De periode gedurende welke de verpleging voorlopig is hervat wordt door de penitentiaire kamer van het hof Arnhem-Leeuwarden aangemerkt als termijn van voorwaardelijke beëindiging van de verpleging. Tot dat oordeel kwam het hof in een beslissing van 9 oktober 2014, ECLI:NL:GHARL:2014:7785. Voor de vraag of de maatregel minimaal een jaar voorwaardelijk beëindigd is geweest als bedoeld in de slotzin van art. 509t lid 2 Sv en dus afwijzing van de verlengingsvordering (onvoorwaardelijke beëindiging) mogelijk was, rekent het hof de periode gedurende welke de verpleging voorlopig is hervat mee.

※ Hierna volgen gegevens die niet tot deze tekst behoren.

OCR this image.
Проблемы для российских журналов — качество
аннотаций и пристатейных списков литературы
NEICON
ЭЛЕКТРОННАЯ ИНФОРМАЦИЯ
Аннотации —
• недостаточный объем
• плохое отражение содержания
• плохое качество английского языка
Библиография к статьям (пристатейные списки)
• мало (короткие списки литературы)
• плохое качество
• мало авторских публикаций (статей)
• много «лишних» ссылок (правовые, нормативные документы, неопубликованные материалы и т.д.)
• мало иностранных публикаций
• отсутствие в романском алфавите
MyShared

Uit die beslissing valt niet zonder meer af te leiden dat het hof de termijn van voorlopige hervatting van de verpleging niet in aanmerking neemt bij de berekening van de duur van de terbeschikkingstelling met verpleging.
Hof Arnhem 23 januari 1989, PI 1989/28.
Gezegd zou ook kunnen worden dat van berekenen van de duur geen sprake meer kon zijn nu de gemaximeerde TBS op 28 december 2016 ten einde is gekomen.